The GST Council’s decision on October 6 to modify rates of 27 categories of goods and offer a clutch of concessions to small enterprises marks a welcome effort at course correction, three months after GST was kicked off. Small enterprises and exporters were struggling to cope with the onerous task of filing three GST returns every month and securing input credits. Those below an annual turnover limit of ₹20 lakh were struggling to sell to registered businesses. Since the latter, according to the principle of ‘reverse charge’, would pay the GST, they would rather transact with a registered entity. By keeping ‘reverse charge’ in abeyance, the Council, egged on by a Centre under growing pressure to revive the economy and create jobs, has provided relief to tiny enterprises. Likewise, the increase in threshold limit of the ‘composition scheme’ will reduce compliance headaches, if only for a slightly larger section of small entrepreneurs. Allowing units below a turnover of ₹1.5 crore to file quarterly rather than monthly returns comes as a breather for small units. Likewise, service providers, whether inter-State or exporters, have been provided relief by making the ₹20-lakh threshold applicable to them. In a digital age, it is absurd to assume that only large players transact across borders. The reduction in GST rates on food products, as well as the lower duties on synthetic yarn and manmade fibres, are an attempt to placate irate small units before the onset of polls in many States.
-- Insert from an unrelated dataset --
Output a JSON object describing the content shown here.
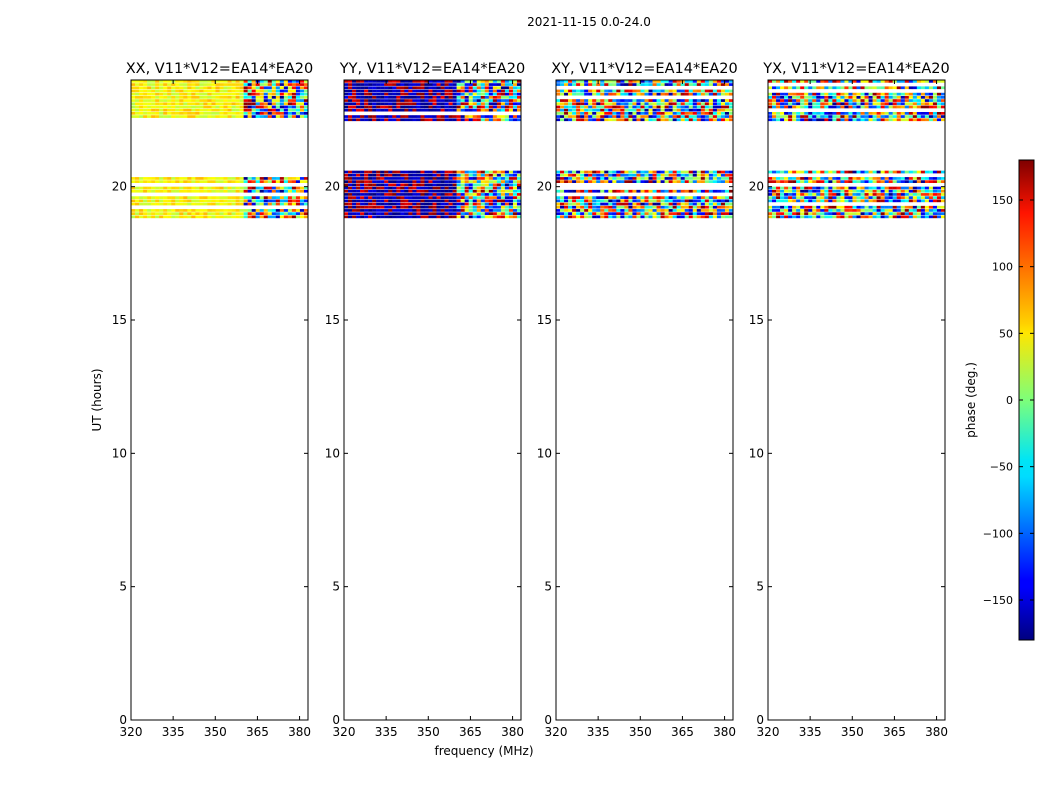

But in all this tinkering, the Council and the Centre have missed the wood for the trees. They have allowed the state to loom large over the economy, which runs against the grain of economic reforms. Rather than patronisingly suggest that businesses are complaining, they should have acknowledged that the GSTN portal is playing truant, not allowing entities to correct even typographical errors. The uploading of three returns every month is a nuisance, all the more because invoice details have to be uploaded. With a section of assessees filing quarterly returns, there is no reason why the rest should continue with this chore. Invoice details can be provided on a half-yearly or annual basis, and summary returns on a monthly basis. According to the Chief Economic Advisor’s 2015 report on GST, enterprises with a turnover of less than ₹10 crore account for 18 per cent of the total sales turnover and 98 per cent of enterprise assessees, whereas conversely, those above ₹10 crore (and above ₹100 crore) account for 82 per cent of the sales turnover and 2 per cent of taxpayers. It, therefore, makes no sense to impose stifling norms on a large section of assessees.
The Council should align GST with the Centre’s 2014 promise to ease the conduct of business. Cumbersome rules point to the tendency of the bureaucracy to obfuscate matters and perpetuate control. This is not what GST, and reforms, are meant to be.